In the late stages of the disease, AIDS patients "are like time bombs," Fauci said. They develop many different kinds of infections and some unusual cancers. Each of these must be treated as a separate disease in a patient already suffering from AIDS.

Besides progress in fighting the virus, researchers have found a number of treatments to control complications of AIDS.

Two infections, a type of bacterial pneumonia and CMV, cause many of the AIDS deaths. Trimetrexate, a drug similar to the anti-cancer agent methotrexate, appears to work against the pneumonia and cause fewer side effects. Another drug, DHGP, seems effective in controlling CMV, but it has to be taken for the rest of the patient's life.
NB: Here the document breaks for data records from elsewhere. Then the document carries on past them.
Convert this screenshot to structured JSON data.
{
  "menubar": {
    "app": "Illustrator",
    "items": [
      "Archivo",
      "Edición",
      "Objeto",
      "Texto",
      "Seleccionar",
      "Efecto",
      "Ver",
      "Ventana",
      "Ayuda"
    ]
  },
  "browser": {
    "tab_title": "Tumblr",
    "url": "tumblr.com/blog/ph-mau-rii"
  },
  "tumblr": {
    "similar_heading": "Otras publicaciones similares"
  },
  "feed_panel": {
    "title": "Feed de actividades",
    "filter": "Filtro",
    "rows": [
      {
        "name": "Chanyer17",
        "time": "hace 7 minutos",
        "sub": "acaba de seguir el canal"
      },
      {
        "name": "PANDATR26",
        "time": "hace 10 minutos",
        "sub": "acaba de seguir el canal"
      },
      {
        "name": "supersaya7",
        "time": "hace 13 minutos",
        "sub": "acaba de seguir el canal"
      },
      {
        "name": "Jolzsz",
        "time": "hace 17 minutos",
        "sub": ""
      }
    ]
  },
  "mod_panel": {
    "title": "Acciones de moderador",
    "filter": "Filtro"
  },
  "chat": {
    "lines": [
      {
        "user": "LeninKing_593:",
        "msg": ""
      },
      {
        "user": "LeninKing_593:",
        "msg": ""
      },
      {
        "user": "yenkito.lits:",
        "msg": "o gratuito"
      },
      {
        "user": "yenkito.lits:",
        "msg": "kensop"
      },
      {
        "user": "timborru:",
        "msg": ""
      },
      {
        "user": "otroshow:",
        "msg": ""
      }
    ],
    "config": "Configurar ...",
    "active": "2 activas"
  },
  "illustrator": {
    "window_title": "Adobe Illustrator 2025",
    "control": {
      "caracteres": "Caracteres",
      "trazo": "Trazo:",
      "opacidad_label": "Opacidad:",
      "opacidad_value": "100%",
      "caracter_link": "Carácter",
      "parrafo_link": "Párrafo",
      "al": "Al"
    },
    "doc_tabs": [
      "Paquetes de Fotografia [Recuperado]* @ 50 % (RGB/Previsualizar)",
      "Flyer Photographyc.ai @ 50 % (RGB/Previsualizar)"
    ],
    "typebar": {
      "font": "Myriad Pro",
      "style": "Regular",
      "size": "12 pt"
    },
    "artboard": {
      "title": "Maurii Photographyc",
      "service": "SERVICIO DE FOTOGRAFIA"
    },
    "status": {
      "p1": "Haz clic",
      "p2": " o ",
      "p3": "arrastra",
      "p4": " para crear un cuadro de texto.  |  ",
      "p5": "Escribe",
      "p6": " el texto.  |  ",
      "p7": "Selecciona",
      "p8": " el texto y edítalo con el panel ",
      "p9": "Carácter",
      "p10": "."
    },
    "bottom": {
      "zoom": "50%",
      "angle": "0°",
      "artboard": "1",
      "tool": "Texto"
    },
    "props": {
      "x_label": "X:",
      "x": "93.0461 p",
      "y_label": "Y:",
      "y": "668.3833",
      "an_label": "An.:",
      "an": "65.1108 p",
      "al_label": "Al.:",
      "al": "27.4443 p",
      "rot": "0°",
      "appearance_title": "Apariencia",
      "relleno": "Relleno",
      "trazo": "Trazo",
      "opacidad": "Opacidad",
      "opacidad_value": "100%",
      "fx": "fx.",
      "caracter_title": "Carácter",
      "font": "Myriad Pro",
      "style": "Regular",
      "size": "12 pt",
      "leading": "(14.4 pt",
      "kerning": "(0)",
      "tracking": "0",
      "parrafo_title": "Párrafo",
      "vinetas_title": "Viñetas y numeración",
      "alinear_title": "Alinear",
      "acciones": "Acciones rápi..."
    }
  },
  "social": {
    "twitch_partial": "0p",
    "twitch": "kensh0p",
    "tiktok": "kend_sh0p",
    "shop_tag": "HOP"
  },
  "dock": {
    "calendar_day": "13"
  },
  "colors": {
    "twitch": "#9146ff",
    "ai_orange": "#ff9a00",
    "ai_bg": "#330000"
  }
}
The progress of the last few years has been rapid, a number of researchers said. Much progress has come from the ability of molecular biologists to dissect the genetic structure of the AIDS virus. Scientists have now isolated most of AIDS viral genes. Understanding the virus' basic machinery has given researchers targets for new drugs.

And the number of targets is small, Lane said. The AIDS virus has only eight genes compared to the 200 or more in CMV. Being less complex, it should be easier to stop.

Said Lane: "We are lucky it is a simple virus."